James Webb Uzay Teleskobu (JWST), evrenin erken dönemlerine dair bilinen tüm teorileri sarsan yeni keşiflere imza attı. İsviçre’deki Cenevre Üniversitesi liderliğinde yürütülen çalışmada, Büyük Patlama’dan yalnızca 1 milyar yıl sonra var olan ve neredeyse Samanyolu kadar büyük üç devasa galaksi bulundu. Kızıl tonlardaki görüntüleri nedeniyle bu galaksilere “Kırmızı Canavarlar” adı verildi. JWST’nin elde ettiği veriler, kozmolojik modellerin yeniden gözden geçirilmesine neden oldu.
Evrenin ilk dönemindeki “Kırmızı Canavarlar” keşfedildi
Bilim insanları uzun bir süredir galaksilerin belirli bir oluşum süreci izlediğini düşünüyordu. Bu modele göre kozmik gazlar zamanla kümeler halinde yoğunlaşıyor, bu gazlardan yıldızlar doğuyor ve milyarlarca yıl içinde galaksiler büyüyordu. Ancak evrenin 14 milyar yıllık tarihi içinde, ilk milyar yıl içinde bu kadar büyük ve olgun galaksilerin varlığı beklenmiyordu. JWST’nin 2021’deki fırlatılmasından sonra elde edilen bu veriler, bu öngörüyü tamamen değiştirdi.
Başlangıçta, bu büyük galaksilerin aktif kara deliklerden kaynaklandığı düşünülse de yeni bulgular, bu galaksilerin merkezinde aktif galaktik çekirdekler (AGN) bulunmadığını gösteriyor. Bu da galaksilerin sıra dışı büyüklük ve parlaklıklarının tamamen kendilerine özgü özellikler olduğunu ortaya koyuyor. JWST’nin FRESCO araştırmasından alınan veriler, bu galaksilerin ışığının Büyük Patlama’dan sadece 1 ila 1,5 milyar yıl sonra yola çıktığını ve z = 5 ile z = 9 arasında bir kırmızıya kayma değeri sergilediğini gösteriyor. Kırmızıya kayma, evrenin genişlemesi nedeniyle ışığın daha uzun dalga boylarına kaymasını ifade ediyor ve galaksilerin yaşını belirlemek için kritik bir ölçüt olarak kullanılıyor.

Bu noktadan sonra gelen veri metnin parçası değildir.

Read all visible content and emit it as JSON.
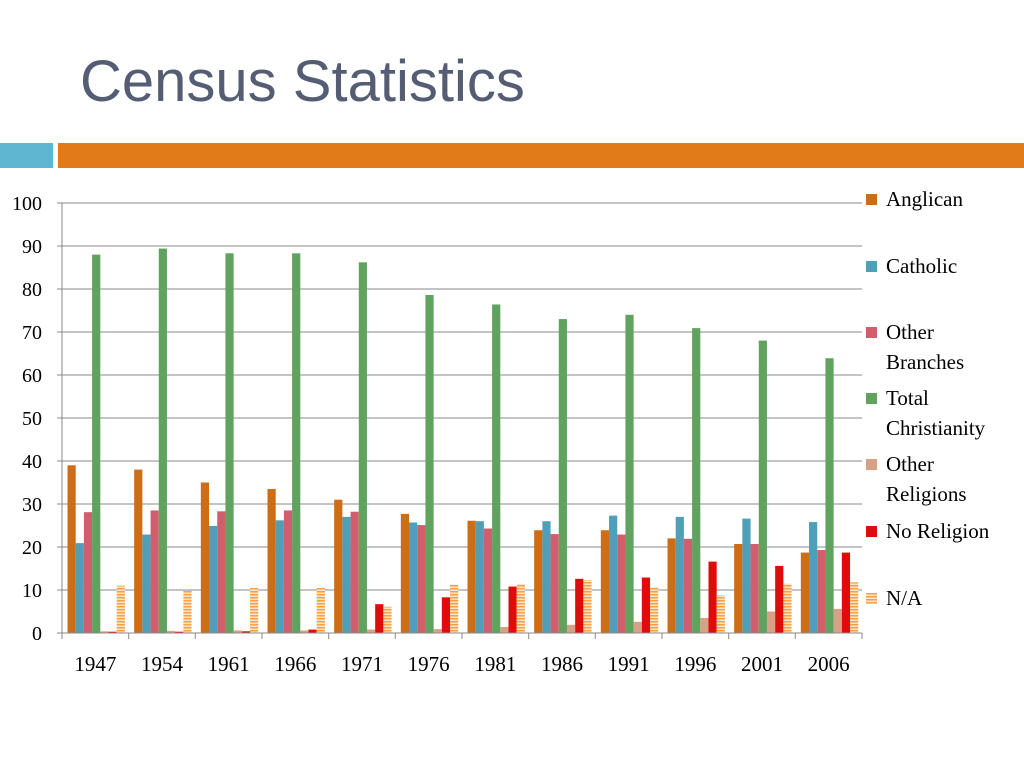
{
  "slide": {
    "title": "Census Statistics"
  },
  "chart_data": {
    "type": "bar",
    "categories": [
      "1947",
      "1954",
      "1961",
      "1966",
      "1971",
      "1976",
      "1981",
      "1986",
      "1991",
      "1996",
      "2001",
      "2006"
    ],
    "ylim": [
      0,
      100
    ],
    "yticks": [
      "0",
      "10",
      "20",
      "30",
      "40",
      "50",
      "60",
      "70",
      "80",
      "90",
      "100"
    ],
    "grid": true,
    "legend_placement": "right",
    "series": [
      {
        "name": "Anglican",
        "color": "#cc6d17",
        "values": [
          39,
          38,
          35,
          33.5,
          31,
          27.7,
          26.1,
          23.9,
          23.9,
          22,
          20.7,
          18.7
        ]
      },
      {
        "name": "Catholic",
        "color": "#4f9fb8",
        "values": [
          20.9,
          22.9,
          24.9,
          26.2,
          27,
          25.7,
          26,
          26,
          27.3,
          27,
          26.6,
          25.8
        ]
      },
      {
        "name": "Other Branches",
        "color": "#d05f6e",
        "values": [
          28.1,
          28.5,
          28.3,
          28.5,
          28.2,
          25.1,
          24.3,
          23,
          22.9,
          21.9,
          20.7,
          19.3
        ]
      },
      {
        "name": "Total Christianity",
        "color": "#5fa35f",
        "values": [
          88,
          89.4,
          88.3,
          88.3,
          86.2,
          78.6,
          76.4,
          73,
          74,
          70.9,
          68,
          63.9
        ]
      },
      {
        "name": "Other Religions",
        "color": "#d8a085",
        "values": [
          0.4,
          0.5,
          0.6,
          0.6,
          0.8,
          0.9,
          1.4,
          1.9,
          2.6,
          3.5,
          5,
          5.6
        ]
      },
      {
        "name": "No Religion",
        "color": "#e00c0c",
        "values": [
          0.3,
          0.3,
          0.4,
          0.8,
          6.7,
          8.3,
          10.8,
          12.6,
          12.9,
          16.6,
          15.6,
          18.7
        ]
      },
      {
        "name": "N/A",
        "color": "#f3a24a",
        "pattern": "horizontal-stripes",
        "values": [
          11,
          9.8,
          10.5,
          10.5,
          6.1,
          11.3,
          11.4,
          12.3,
          10.6,
          8.8,
          11.5,
          11.8
        ]
      }
    ]
  }
}
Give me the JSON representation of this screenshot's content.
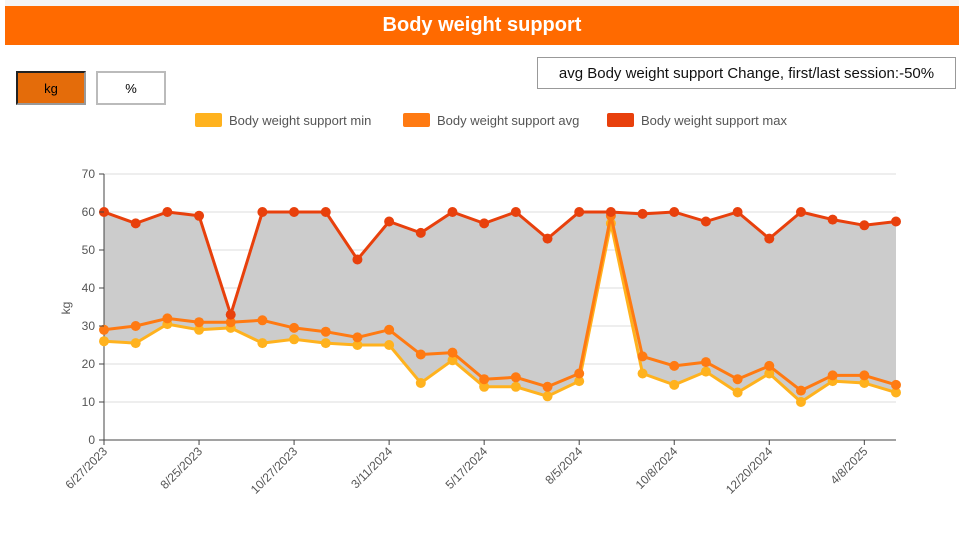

JWST’nin kızılötesi gözlem kapasitesi, bu galaksilerin kozmik tozla gizlenmiş bölgelerini detaylıca incelemeyi mümkün kılıyor. Araştırmada, bu galaksilerin yıldız kütleleri ve oluşum oranları, günümüz galaksilerine göre oldukça farklı koşullar altında şekillendiğini ortaya koyuyor. Günümüzde galaksilerde mevcut gazın yalnızca %20’si yıldıza dönüşürken, “Kırmızı Canavarlar”da bu oran %50’ye ulaşıyor. Bu da erken evrende galaksi oluşumunun çok daha hızlı ve verimli bir şekilde gerçekleştiğini gösteriyor.
Araştırmayı yöneten Mengyuan Xiao, bu keşfin evrenin ilk dönemlerine dair anlayışımızı tamamen dönüştürdüğünü vurguluyor. Xiao’ya göre, bu galaksiler üzerinde yapılacak daha detaylı çalışmalar, evrenin erken dönemindeki fiziksel koşulları ve galaksi oluşum süreçlerini daha iyi anlamamızı sağlayacak. JWST ve Atacama Large Millimeter Array (ALMA) gibi gelişmiş teleskoplarla yapılacak gelecekteki gözlemler, bu devasa galaksilerin nasıl bu kadar hızlı büyüdüğünü ve evrenin erken dönemlerinde galaksilerin hangi dinamiklerle şekillendiğini daha net bir şekilde ortaya koyabilir.